The other thing I’ve learned from watching my daughter is not to be afraid to simply fail. Right now, she’s still more or less completely immobile. Sure, other babies her age are crawling and even walking all over the place, but you put her on her belly, and she’s perfectly content to lift herself up on her knees and hands and wiggle back and forth like she might take off at any moment. Then she falls, wails a bit and tries again. Every parent knows this is an essential part of learning. This makes me wonder why we try to protect our kids from this later in life. Why do we want everything to be polished and only share our best and final products with the world? Aren’t we implicitly helping students to devalue the process by doing this, and depriving them of the feedback and support they might get from the world around them by sharing their first drafts and earliest rehearsals? And doesn’t this ultimately prevent them from achieving far more beautiful and and profound work through open collaboration?

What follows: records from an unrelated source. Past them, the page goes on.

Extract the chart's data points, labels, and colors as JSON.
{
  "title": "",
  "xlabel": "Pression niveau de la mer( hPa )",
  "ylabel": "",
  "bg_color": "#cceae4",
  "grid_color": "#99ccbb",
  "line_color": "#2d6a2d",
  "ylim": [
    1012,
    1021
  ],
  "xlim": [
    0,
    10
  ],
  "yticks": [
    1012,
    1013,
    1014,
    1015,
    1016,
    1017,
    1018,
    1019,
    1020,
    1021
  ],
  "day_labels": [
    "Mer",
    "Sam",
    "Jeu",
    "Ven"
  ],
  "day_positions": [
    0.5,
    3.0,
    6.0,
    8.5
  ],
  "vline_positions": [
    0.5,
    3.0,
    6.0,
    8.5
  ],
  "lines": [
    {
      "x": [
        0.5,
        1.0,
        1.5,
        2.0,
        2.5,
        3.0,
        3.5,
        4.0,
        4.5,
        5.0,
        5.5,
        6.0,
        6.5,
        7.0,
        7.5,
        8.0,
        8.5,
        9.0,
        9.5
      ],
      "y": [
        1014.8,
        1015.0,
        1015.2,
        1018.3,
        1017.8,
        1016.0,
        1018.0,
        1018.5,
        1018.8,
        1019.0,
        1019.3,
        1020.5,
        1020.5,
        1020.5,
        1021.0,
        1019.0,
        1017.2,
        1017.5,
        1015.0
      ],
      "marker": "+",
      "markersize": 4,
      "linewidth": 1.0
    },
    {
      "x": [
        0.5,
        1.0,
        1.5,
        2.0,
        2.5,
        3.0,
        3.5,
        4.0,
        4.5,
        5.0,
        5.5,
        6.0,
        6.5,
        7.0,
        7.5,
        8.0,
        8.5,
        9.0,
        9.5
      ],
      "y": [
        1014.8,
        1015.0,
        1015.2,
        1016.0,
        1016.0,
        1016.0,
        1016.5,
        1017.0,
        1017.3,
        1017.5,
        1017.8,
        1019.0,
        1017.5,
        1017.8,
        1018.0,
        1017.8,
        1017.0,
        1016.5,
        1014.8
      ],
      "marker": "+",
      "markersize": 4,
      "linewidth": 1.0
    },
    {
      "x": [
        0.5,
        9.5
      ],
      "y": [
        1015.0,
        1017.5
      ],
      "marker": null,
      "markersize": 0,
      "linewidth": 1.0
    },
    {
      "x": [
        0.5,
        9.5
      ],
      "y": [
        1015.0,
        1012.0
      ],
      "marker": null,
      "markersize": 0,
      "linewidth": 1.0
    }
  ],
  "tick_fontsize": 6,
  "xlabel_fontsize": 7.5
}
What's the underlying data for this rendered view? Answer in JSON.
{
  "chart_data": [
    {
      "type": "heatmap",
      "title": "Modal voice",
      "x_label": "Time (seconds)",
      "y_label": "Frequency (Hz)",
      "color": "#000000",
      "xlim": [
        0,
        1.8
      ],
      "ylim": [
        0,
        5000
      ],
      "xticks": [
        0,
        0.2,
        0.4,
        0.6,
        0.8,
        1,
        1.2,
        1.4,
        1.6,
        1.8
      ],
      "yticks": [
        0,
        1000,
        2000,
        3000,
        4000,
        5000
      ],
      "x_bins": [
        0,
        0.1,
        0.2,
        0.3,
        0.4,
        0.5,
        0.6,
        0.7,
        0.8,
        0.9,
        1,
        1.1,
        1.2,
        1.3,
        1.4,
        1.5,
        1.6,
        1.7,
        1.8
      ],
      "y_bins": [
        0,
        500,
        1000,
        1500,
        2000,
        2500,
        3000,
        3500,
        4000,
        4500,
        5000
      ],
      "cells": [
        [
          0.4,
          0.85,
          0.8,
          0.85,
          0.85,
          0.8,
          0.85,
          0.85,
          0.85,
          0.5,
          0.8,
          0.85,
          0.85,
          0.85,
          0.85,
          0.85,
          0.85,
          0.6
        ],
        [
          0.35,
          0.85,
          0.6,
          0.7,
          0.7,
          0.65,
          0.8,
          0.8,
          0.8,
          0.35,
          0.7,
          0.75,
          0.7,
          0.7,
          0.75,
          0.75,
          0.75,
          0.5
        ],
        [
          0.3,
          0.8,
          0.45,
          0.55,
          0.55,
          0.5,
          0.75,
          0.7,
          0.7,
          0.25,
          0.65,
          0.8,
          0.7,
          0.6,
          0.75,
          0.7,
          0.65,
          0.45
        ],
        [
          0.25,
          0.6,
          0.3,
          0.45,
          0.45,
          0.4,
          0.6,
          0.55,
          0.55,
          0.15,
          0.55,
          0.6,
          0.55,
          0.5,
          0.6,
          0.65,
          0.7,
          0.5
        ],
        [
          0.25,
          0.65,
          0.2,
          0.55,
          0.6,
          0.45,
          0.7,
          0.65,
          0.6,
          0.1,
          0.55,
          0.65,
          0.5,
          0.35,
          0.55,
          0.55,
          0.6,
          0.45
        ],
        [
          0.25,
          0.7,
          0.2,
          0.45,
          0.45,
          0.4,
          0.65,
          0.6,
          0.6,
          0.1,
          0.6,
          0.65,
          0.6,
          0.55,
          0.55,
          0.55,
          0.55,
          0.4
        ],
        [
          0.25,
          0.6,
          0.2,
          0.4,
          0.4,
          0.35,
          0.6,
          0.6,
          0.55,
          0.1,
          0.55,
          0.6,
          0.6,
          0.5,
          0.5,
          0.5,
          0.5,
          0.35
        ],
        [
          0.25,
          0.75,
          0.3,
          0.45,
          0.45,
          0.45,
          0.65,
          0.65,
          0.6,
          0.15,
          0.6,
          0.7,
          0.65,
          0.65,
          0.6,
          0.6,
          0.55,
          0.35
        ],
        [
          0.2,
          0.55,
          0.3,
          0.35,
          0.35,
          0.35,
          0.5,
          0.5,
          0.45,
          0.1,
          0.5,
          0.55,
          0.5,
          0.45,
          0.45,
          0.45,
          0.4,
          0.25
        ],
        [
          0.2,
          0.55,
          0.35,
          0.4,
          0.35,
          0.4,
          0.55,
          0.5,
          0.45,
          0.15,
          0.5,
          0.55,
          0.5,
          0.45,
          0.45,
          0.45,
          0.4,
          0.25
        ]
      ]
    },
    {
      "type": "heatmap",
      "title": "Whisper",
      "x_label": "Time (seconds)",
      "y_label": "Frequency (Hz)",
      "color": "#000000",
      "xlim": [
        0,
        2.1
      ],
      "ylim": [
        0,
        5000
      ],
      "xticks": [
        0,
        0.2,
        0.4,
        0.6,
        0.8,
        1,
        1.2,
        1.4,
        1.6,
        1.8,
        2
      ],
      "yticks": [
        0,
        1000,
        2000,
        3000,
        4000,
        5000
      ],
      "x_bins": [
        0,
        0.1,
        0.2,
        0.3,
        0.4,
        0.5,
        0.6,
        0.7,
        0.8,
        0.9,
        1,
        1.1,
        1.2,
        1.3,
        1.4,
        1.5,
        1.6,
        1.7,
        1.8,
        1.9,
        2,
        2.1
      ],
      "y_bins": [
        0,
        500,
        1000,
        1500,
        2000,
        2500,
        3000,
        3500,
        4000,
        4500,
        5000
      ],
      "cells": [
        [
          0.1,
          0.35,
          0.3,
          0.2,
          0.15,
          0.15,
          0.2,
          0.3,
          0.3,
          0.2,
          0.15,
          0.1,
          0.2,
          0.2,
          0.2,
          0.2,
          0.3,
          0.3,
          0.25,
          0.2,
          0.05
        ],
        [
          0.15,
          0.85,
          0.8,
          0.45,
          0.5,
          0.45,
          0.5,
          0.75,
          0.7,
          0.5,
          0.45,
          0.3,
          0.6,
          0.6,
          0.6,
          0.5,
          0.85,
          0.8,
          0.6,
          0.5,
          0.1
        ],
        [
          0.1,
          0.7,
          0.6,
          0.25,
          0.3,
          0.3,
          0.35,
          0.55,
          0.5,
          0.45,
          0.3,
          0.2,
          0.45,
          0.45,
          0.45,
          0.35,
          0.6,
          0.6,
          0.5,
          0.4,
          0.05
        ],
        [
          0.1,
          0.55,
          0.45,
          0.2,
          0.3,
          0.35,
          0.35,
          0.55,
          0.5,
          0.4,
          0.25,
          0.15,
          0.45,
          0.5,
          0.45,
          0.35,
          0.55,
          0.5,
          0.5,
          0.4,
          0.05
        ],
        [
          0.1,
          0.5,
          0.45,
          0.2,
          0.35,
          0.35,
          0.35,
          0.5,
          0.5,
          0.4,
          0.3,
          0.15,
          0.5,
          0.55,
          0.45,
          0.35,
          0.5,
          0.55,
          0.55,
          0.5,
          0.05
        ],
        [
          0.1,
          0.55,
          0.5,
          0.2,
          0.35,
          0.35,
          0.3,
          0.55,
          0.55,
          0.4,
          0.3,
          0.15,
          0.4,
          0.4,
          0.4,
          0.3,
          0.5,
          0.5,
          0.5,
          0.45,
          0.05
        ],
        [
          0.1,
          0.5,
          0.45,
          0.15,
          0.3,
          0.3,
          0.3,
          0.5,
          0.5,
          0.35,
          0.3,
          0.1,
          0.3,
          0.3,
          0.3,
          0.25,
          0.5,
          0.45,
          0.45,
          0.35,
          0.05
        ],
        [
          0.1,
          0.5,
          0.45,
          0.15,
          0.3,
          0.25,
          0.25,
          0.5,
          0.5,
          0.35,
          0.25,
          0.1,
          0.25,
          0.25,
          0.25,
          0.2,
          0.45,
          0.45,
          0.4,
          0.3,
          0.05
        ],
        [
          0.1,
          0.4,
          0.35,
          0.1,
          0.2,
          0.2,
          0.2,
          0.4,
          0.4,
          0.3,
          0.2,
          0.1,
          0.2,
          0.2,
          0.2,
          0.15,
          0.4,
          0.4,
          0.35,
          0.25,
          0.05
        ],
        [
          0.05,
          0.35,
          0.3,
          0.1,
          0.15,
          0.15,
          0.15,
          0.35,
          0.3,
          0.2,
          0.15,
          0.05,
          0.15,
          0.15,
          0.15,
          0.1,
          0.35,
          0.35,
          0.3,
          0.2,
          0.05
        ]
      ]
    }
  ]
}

This is something I’ve certainly found to be true in the last 100 posts of this blog, as I’ve decided to embrace the idea of sharing freely my process of learning, from the roughest drafts of a computational modeling assignment, to the earliest videos of my class discussions. And here’s what I’ve discovered—the feedback I get by letting people in to see these earliest moments of creation have made the product so much better than I could have imagined. And I think the respect I’ve gained from doing this vastly outweighs any awe I might have received from simply tossing out fully formed ideas that showed no influence from others and are mere shadows of what I was able to do because the feedback I got from you. So that’s my take away going forward—share early and openly. Get feedback, improve, knowing nothing is ever finished. I defy you to find a better way to do this than simply writing about what you love doing in a blog.